Il est un écrivain phare de la littérature irlandaise. Prix Nobel de littérature en 1923, William Butler Yeats (1865-1939) est une véritable figure de poète national. Les fragments regroupés aujourd’hui dans Ainsi parlait William Butler Yeats évoquent sa fascination pour le mystère de la vie. Et de la mort.

Aussi bien marqué par le symbolisme de Maeterlinck et le mysticisme de William Blake que par le théâtre japonais et les mythes celtiques, la poésie de Yeats a porté la voix de l’Irlande. On sait en effet qu’il a milité pour l’indépendance de son pays et qu’il réalisé ce que François-Marie Luzel (1821-1895) a fait à son époque en Bretagne en allant recueillir dans les campagnes irlandaises les contes qui se transmettaient de génération en génération. C’est le thème de son livre Le crépuscule celtique réédité à Rennes par La Part Commune en 2013. Yeats s’est toujours fait le défenseur de l’art populaire, « la plus ancienne des aristocraties de la pensée », comme il le disait.

En regroupant dans un livre des extraits de ses poèmes, de ses essais, articles ou correspondances, les éditions Arfuyen nous permettent aujourd’hui d’apprécier la profondeur de sa vision du monde et de l’existence. « Qu’est-ce que le paradis sinon la plénitude de la vie », écrivait William Butler Yeats. C’est sa recherche éperdue du sens de la vie, associée à cette conscience aigüe de la mort, qui taraude l’auteur irlandais.
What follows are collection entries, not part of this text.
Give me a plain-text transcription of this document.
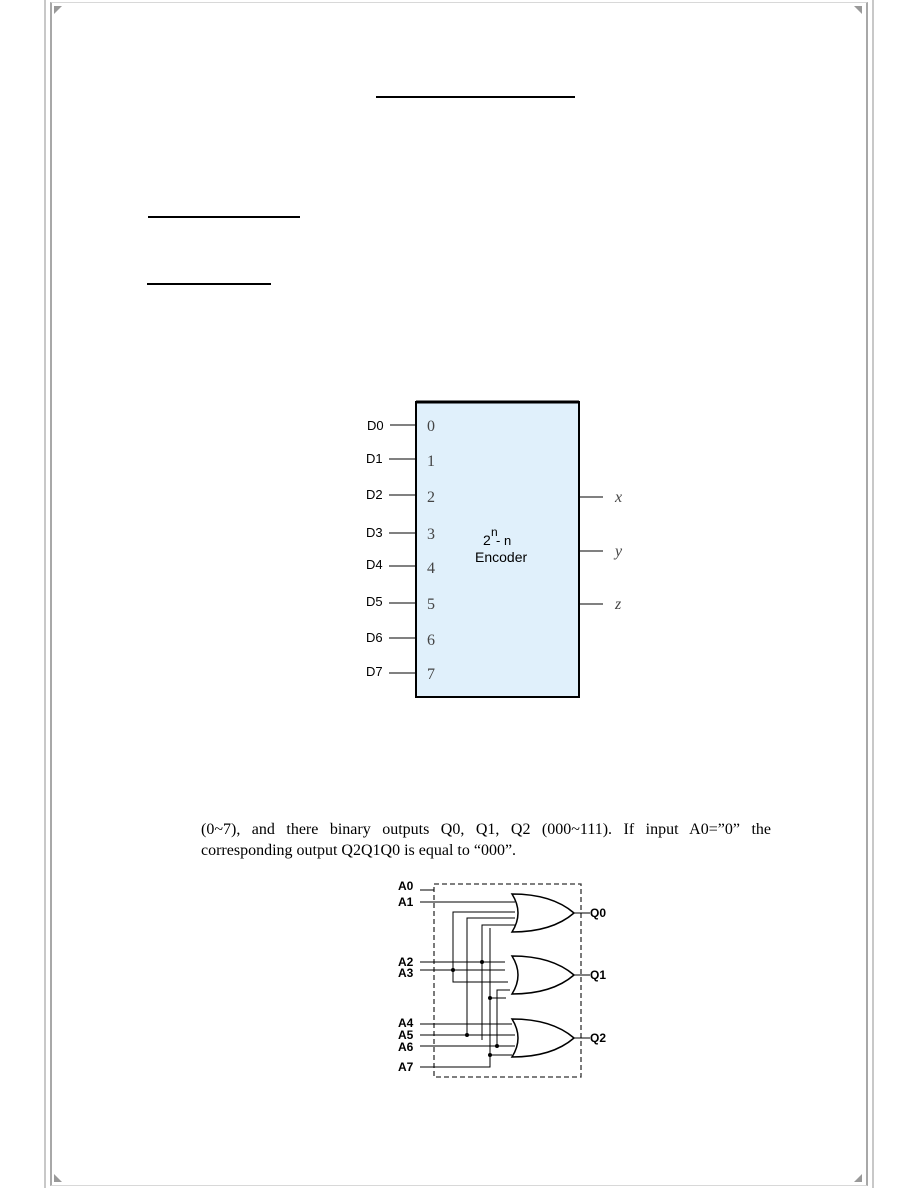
D0
D1
D2
D3
D4
D5
D6
D7
0
1
2
3
4
5
6
7
2 n
- n
Encoder
x
y
z
(0~7), and there binary outputs Q0, Q1, Q2 (000~111). If input A0=”0” the
corresponding output Q2Q1Q0 is equal to “000”.
A0
A1
A2
A3
A4
A5
A6
A7
Q0
Q1
Q2
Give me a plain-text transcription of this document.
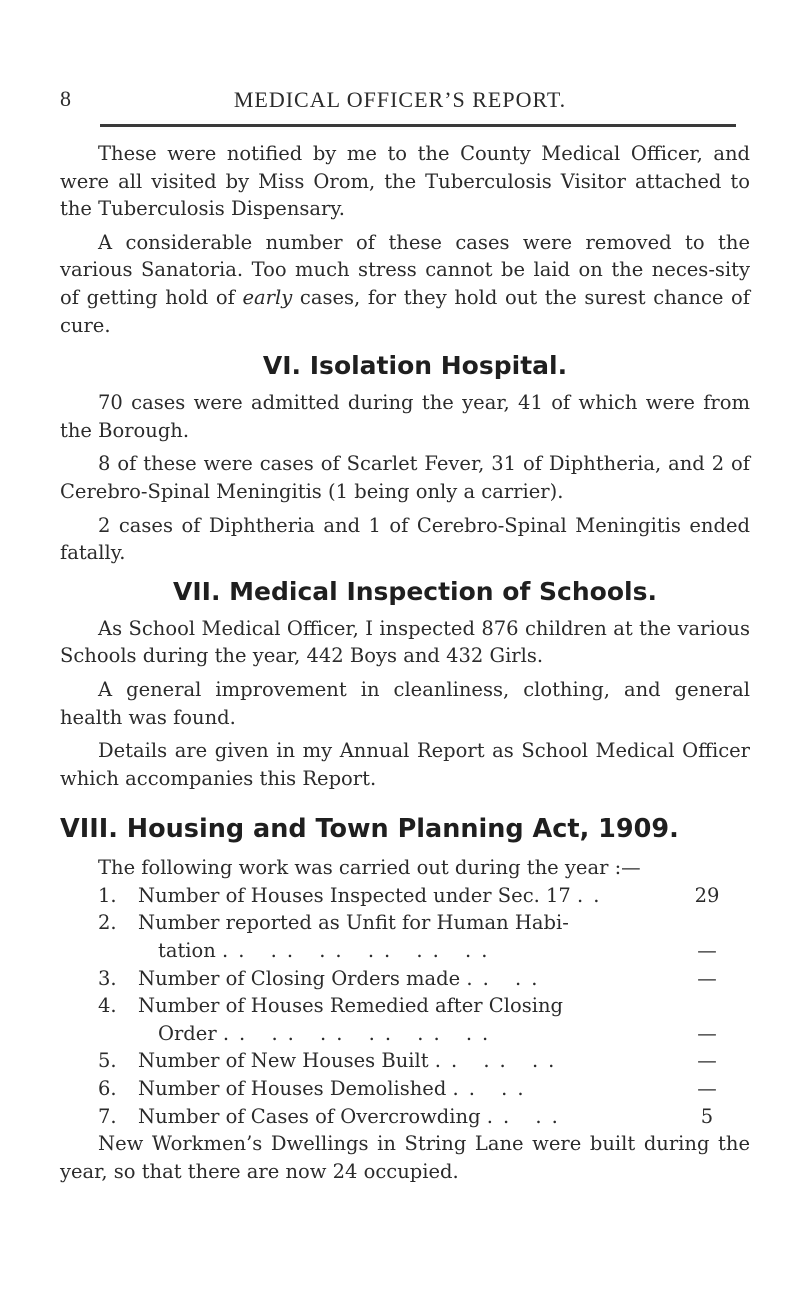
8	MEDICAL OFFICER’S REPORT.

These were notified by me to the County Medical Officer, and were all visited by Miss Orom, the Tuberculosis Visitor attached to the Tuberculosis Dispensary.

A considerable number of these cases were removed to the various Sanatoria. Too much stress cannot be laid on the neces-sity of getting hold of early cases, for they hold out the surest chance of cure.

VI. Isolation Hospital.

70 cases were admitted during the year, 41 of which were from the Borough.

8 of these were cases of Scarlet Fever, 31 of Diphtheria, and 2 of Cerebro-Spinal Meningitis (1 being only a carrier).

2 cases of Diphtheria and 1 of Cerebro-Spinal Meningitis ended fatally.

VII. Medical Inspection of Schools.

As School Medical Officer, I inspected 876 children at the various Schools during the year, 442 Boys and 432 Girls.

A general improvement in cleanliness, clothing, and general health was found.

Details are given in my Annual Report as School Medical Officer which accompanies this Report.

VIII. Housing and Town Planning Act, 1909.

The following work was carried out during the year :—

1. Number of Houses Inspected under Sec. 17 ..	29
2. Number reported as Unfit for Human Habi-
tation .. .. .. .. .. ..	—
3. Number of Closing Orders made .. ..	—
4. Number of Houses Remedied after Closing
Order .. .. .. .. .. ..	—
5. Number of New Houses Built .. .. ..	—
6. Number of Houses Demolished .. ..	—
7. Number of Cases of Overcrowding .. ..	5

New Workmen’s Dwellings in String Lane were built during the year, so that there are now 24 occupied.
Sur ce terrain-là, il rejoint cette approche commune à tant d’auteurs des pays celtes pour qui une frontière bien ténue sépare la vie de la mort. « Quand nous sommes morts, selon mon opinion, écrit Yeats, nous revivons nos vies en revenant en arrière pendant un certain nombre d’années, foulant les chemins que nous avons foulés, redevenant jeune gens, et même enfants, jusqu’à ce que certains d’entre nous atteignent à une innocence qui n’est plus un simple accident de la nature, mais le couronnement suprême de l’esprit humain ». Il dit ailleurs : « Le naturel et le surnaturel sont intimement liés l’un à l’autre ».

Yeats n’hésite pas, par ailleurs, à se placer à contre-courant des tendances lourdes de son époque, celle de l’abstraction, du dogmatisme, de l’intellectualisme… Il donne la priorité à l’émotion, à l’âme, à l’imagination, au mysticisme. « Tout ce que notre regard touche est béni ». On comprend mieux sa détestation de l’époque qui était la sienne, parlant, à son propos, de sa « lâcheté croissante » et de la montée inexorable de la « haine » ou de « l’amertume » (dans des textes écrits il y a un siècle, en 1921).

Demeure la littérature, « la grande puissance enseignante du monde, l’ultime créatrice de toutes les valeurs ». Et que vive surtout la poésie ! « Lorsque tout tombe en ruines,/La poésie pousse un cri de joie,/Car elle est la main qui répand, la cosse qui éclate,/La joie de la victime au milieu de la flamme sacrée,/Le rire de Dieu devant la dislocation du monde ». La parole de Yeats n’en a pas fini de nous interpeller, à un siècle de distance. « Nous commençons à vivre lorsque nous avons compris que la vie est une tragédie ».

Pierre TANGUY

Ainsi parlait (Thus spoke) William Butler Yeats, dits et maximes de vie choisis et traduits de l’anglais par Marie-France de Palacio, éditions bilingue, éditions Arfuyen, 2021, 176 pages, 14 euros.